A model of grassland community dynamics developed in the 2000s by Y. G. Matsinos and A. Y Troumbis aimed to quantify the role of competition and dispersal under disturbance, and investigated the resilience of the communities with respect to gap-creating disturbances that were imposed at different spatial extent. Model results showed that plants with longer seed dispersal distances may have a competitive advantage in their colonization success as compared to the better competitors, especially in the cases of a disturbance-mediated creation of gaps in the landscape. An increase of the species number led to more stable end communities and a higher vegetation cover in the landscape.

A series of papers by S. Schwinning and A. J. Parsons investigated, in the 1990s, coexistence mechanisms for grasses and legumes in grazing systems. This is an important question since legumes fix nitrogen which in turn is beneficial for grasses.

Other questions investigated with spatially explicit models attempt to gain an understanding of clonal growth and ramification of grass tillers in grasslands. For example, E. Winkler and colleagues developed a series of grid-based models of grassland communities to investigate long-term control of species abundances and reproduction strategies in patchy landscapes undergoing disturbances. One example is a study with M. Fischer investigating tradeoffs between sexual and vegetative reproduction of clonal plants. Depending on spatial habitat structure and disturbances, different reproduction strategies lead to different long-term fitness. The model simulated plant population dynamics on a two-dimensional cellular grid consisting of 70 x 70 square cells. In an extension of this approach, J. Stocklin and E. Winkler used a spatially explicit, individual-based metapopulation model of Hieracium pilosella to examine the consequences of tradeoffs between vegetative and sexual reproduction and between short and far-distance dispersal of seeds. They found that in a spatially heterogeneous landscape, sexual seed production in a clonal plant is advantageous even at the expense of local vegetative growth.
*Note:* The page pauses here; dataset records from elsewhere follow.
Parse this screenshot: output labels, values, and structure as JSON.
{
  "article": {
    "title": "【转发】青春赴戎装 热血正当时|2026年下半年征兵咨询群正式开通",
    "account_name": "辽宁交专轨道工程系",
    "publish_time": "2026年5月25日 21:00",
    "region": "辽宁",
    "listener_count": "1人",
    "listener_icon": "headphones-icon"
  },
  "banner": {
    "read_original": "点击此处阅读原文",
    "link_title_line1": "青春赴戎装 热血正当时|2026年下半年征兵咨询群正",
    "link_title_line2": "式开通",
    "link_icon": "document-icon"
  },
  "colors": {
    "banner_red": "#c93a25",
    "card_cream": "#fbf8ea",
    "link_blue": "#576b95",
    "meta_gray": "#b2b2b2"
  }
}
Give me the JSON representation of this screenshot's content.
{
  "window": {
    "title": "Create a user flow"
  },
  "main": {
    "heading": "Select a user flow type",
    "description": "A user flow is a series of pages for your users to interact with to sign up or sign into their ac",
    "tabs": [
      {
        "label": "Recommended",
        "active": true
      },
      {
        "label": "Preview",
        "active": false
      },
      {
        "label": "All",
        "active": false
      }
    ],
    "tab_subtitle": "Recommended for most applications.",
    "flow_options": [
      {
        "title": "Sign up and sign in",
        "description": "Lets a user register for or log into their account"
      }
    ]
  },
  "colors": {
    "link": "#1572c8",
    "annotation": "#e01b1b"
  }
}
While most of the questions from this section were analyzed by means of grid-based models, advances in analytical modeling made by B. M. Bolker, S. W. Pacala, and others at the end of the 1990s suggested that spatial interactions may be approximated by means of moment equations that describe changes in the mean densities and spatial patterns (covariances) of competing species. The formalism of moment equations is borrowed from physics where it was used to describe phase transitions and is an elegant way to approximate simple spatial dynamics by tracking the dynamics of the first moments (mean densities) and second moments (variances and covariances or spatial covariances) of the spatial distributions of populations. For example, to understand at a general level how plants coexist in communities, Bolker and Pacala studied three different strategies to compete for resources in a spatially variable environment: colonizing new areas, exploiting resources in those areas quickly before other plants arrive, or tolerating competition once other plants arrive. However when adding more realism the moment equations become quickly lengthy, simulations are often required to find an appropriate moment closure.